I got it wrong. I got it spectacularly wrong. I even went so far as to trumpet how wrong I was in the opening paragraph of my final prediction of the result. I mentioned – not in passing, but bold as brass – that I’d never forecast the Tories to win the most number of seats. Not once. And I went on to mention that I still wasn’t forecasting the Tories to win the most number of seats. I didn’t even hedge my bets and suggest it could be a tie.
I got it all wrong. I spent the entire year getting it wrong. Why?
Part of the answer is I thought the polls were more of a guide than a snapshot. I didn’t listen to my own advice, repeated many times on this blog, to never try and extrapolate anything from the polls about the election result. I concluded that because so many people were predicting the same sort of thing so many times, there must be something in it. There wasn’t. There was nothing in it.
In particular, I thought Lord Ashcroft’s constituency polls were more of a guide than a snapshot – thereby disregarding the man’s very own catchphrase, and tending to treat his findings not as a reflection of temporary opinion but of permanent intention. His polls in Scotland were mirrored at the ballot box; his polls in England were not, sometimes spectacularly so.

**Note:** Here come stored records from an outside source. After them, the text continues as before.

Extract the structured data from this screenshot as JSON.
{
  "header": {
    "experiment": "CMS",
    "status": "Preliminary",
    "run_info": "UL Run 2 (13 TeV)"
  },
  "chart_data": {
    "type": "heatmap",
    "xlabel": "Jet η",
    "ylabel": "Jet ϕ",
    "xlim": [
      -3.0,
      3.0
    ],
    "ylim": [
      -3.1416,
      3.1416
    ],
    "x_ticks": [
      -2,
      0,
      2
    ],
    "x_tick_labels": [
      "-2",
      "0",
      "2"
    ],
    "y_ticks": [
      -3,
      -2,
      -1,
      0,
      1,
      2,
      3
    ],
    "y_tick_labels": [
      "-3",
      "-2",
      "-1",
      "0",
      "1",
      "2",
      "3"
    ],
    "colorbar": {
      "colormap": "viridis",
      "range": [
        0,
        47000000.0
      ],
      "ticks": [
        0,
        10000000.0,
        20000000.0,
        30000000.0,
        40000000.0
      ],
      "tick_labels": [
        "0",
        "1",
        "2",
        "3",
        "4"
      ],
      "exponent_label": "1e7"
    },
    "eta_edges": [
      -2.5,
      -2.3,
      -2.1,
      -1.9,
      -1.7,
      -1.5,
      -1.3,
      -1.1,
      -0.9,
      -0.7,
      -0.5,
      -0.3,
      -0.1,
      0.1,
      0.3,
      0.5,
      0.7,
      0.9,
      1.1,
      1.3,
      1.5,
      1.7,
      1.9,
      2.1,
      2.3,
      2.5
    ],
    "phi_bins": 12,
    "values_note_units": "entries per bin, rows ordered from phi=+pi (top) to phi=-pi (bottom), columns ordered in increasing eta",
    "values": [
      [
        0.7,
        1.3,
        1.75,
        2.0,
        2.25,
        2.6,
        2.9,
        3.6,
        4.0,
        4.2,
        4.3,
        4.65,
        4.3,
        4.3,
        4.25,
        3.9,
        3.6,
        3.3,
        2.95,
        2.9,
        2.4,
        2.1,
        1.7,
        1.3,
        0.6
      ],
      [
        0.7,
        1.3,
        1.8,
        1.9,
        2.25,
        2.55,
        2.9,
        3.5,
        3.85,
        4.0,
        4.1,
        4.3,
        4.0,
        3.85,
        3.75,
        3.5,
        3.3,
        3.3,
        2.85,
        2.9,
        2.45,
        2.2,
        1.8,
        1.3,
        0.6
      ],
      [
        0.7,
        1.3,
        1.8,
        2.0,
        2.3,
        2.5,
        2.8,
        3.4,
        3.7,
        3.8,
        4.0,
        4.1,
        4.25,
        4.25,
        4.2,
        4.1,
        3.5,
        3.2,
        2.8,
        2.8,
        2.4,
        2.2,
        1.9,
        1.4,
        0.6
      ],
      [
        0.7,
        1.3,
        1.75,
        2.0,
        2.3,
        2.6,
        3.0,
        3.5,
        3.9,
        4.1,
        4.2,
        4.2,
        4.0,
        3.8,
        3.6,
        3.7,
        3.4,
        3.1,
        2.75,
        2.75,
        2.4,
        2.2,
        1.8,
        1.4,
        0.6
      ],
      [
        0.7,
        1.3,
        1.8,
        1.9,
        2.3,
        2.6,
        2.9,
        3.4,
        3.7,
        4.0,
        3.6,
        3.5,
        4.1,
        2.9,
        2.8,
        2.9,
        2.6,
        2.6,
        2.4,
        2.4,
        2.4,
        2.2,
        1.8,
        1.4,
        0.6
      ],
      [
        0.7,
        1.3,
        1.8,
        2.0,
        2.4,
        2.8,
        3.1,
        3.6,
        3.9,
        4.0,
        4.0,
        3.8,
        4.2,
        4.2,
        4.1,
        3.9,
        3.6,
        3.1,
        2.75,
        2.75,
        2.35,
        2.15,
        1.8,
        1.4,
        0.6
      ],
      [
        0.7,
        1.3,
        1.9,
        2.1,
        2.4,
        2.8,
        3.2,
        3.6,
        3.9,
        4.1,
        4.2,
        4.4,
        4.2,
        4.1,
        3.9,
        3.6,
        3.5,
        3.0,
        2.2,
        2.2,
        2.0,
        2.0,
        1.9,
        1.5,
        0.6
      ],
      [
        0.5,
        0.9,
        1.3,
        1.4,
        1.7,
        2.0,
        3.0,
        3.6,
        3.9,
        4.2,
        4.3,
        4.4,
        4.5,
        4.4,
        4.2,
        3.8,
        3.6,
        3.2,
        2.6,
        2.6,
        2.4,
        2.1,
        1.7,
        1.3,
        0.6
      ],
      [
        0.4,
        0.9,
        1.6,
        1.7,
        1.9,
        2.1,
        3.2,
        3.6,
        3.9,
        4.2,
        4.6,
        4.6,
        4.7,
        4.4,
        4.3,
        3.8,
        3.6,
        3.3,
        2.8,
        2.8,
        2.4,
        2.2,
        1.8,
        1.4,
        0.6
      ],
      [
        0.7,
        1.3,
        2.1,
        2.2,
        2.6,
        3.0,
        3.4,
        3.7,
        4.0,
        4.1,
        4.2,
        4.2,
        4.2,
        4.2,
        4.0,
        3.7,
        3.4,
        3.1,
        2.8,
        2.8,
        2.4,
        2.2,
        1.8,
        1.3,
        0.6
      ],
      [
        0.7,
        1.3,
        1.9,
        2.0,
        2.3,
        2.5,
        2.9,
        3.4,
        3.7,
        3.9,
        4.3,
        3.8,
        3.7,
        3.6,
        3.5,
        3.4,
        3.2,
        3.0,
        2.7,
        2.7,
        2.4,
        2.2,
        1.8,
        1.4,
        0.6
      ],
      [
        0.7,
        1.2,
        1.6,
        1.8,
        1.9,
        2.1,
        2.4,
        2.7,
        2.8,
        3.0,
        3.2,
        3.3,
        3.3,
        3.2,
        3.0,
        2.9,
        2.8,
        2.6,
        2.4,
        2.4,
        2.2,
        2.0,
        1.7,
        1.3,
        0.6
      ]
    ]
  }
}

I also got it wrong because my instincts were wrong. I couldn’t believe somewhere like Hendon, with a Tory majority of just 106, would not swing cleanly back to Labour. I live in the seat right next door. I thought sensed what would happen. Worse, I thought I had a conviction about what would happen. I even believed my own seat of Finchley & Golders Green was about to change hands, almost solely from what I had seen and heard of the campaign around me.
All of that was wrong. Something was missing from my calculations. Something that was not evident anecdotally, or in the polls, or arithmetically, or perhaps even rationally. It was the unexpected. I didn’t expect it. And so I got it wrong.